Noting that the IMF plays a significant role in assisting the member countries to assess their macro-economic stability and mitigate financial vulnerability, she said the IMF’s proposal to come up with an Integrated Policy Framework is a step in the right direction.
“An effective surveillance mechanism helps countries to identify risks, both global and domestic, and suggest ways to prevent such risks and mitigate their adverse effects,” she said.
India looks forward to how the IMF proposes to factor in the interactions between monetary, exchange rate, macro-prudential, and capital flow management policies in its policy advice, she noted.
“In this context, it is very important to build in sufficient policy flexibility for the EMEs (emerging market economies), not just because they are heterogeneous group, but also because they need a wide array of tools which can be contextually used as per needs,” Sitharaman said.

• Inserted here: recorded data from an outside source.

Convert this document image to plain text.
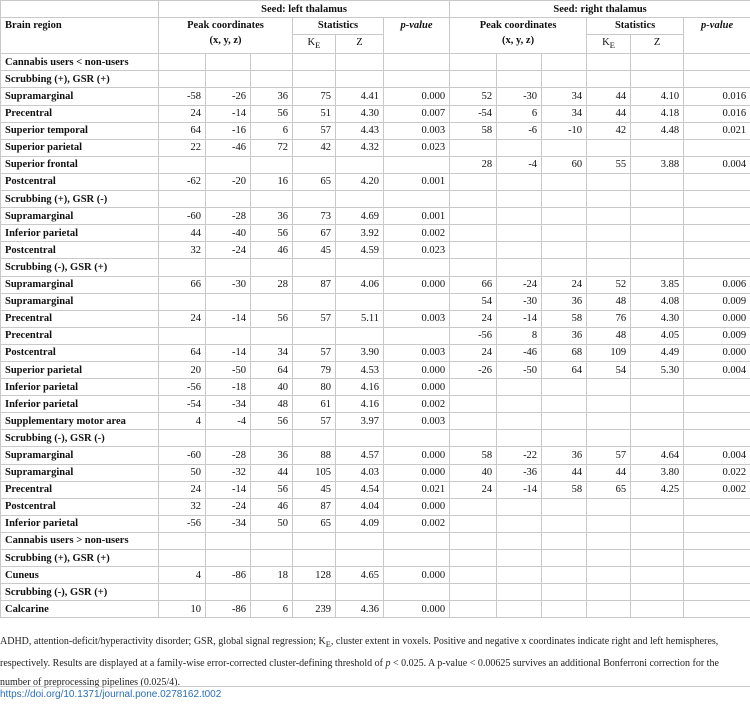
	Seed: left thalamus						Seed: right thalamus					
Brain region	Peak coordinates
(x, y, z)			Statistics		p-value	Peak coordinates
(x, y, z)			Statistics		p-value
				$K_E$	Z					$K_E$	Z	
Cannabis users < non-users												
Scrubbing (+), GSR (+)												
Supramarginal	-58	-26	36	75	4.41	0.000	52	-30	34	44	4.10	0.016
Precentral	24	-14	56	51	4.30	0.007	-54	6	34	44	4.18	0.016
Superior temporal	64	-16	6	57	4.43	0.003	58	-6	-10	42	4.48	0.021
Superior parietal	22	-46	72	42	4.32	0.023						
Superior frontal							28	-4	60	55	3.88	0.004
Postcentral	-62	-20	16	65	4.20	0.001						
Scrubbing (+), GSR (-)												
Supramarginal	-60	-28	36	73	4.69	0.001						
Inferior parietal	44	-40	56	67	3.92	0.002						
Postcentral	32	-24	46	45	4.59	0.023						
Scrubbing (-), GSR (+)												
Supramarginal	66	-30	28	87	4.06	0.000	66	-24	24	52	3.85	0.006
Supramarginal							54	-30	36	48	4.08	0.009
Precentral	24	-14	56	57	5.11	0.003	24	-14	58	76	4.30	0.000
Precentral							-56	8	36	48	4.05	0.009
Postcentral	64	-14	34	57	3.90	0.003	24	-46	68	109	4.49	0.000
Superior parietal	20	-50	64	79	4.53	0.000	-26	-50	64	54	5.30	0.004
Inferior parietal	-56	-18	40	80	4.16	0.000						
Inferior parietal	-54	-34	48	61	4.16	0.002						
Supplementary motor area	4	-4	56	57	3.97	0.003						
Scrubbing (-), GSR (-)												
Supramarginal	-60	-28	36	88	4.57	0.000	58	-22	36	57	4.64	0.004
Supramarginal	50	-32	44	105	4.03	0.000	40	-36	44	44	3.80	0.022
Precentral	24	-14	56	45	4.54	0.021	24	-14	58	65	4.25	0.002
Postcentral	32	-24	46	87	4.04	0.000						
Inferior parietal	-56	-34	50	65	4.09	0.002						
Cannabis users > non-users												
Scrubbing (+), GSR (+)												
Cuneus	4	-86	18	128	4.65	0.000						
Scrubbing (-), GSR (+)												
Calcarine	10	-86	6	239	4.36	0.000						
ADHD, attention-deficit/hyperactivity disorder; GSR, global signal regression; $K_E$, cluster extent in voxels. Positive and negative x coordinates indicate right and left hemispheres, respectively. Results are displayed at a family-wise error-corrected cluster-defining threshold of p < 0.025. A p-value < 0.00625 survives an additional Bonferroni correction for the number of preprocessing pipelines (0.025/4).
https://doi.org/10.1371/journal.pone.0278162.t002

This has been the case especially when there has been a fundamental misalignment of the exchange rate, caused by surges in capital flows. Often sudden stops and reversals of capital flows follow these surges that erode macro-financial stability very quickly, the finance minister said.
“We believe that the policy option of EMEs to preemptively use macro-prudential measures (MPMs) and capital flow measures (CFMs) need to be fully recognised in any integrated policy framework,” she said.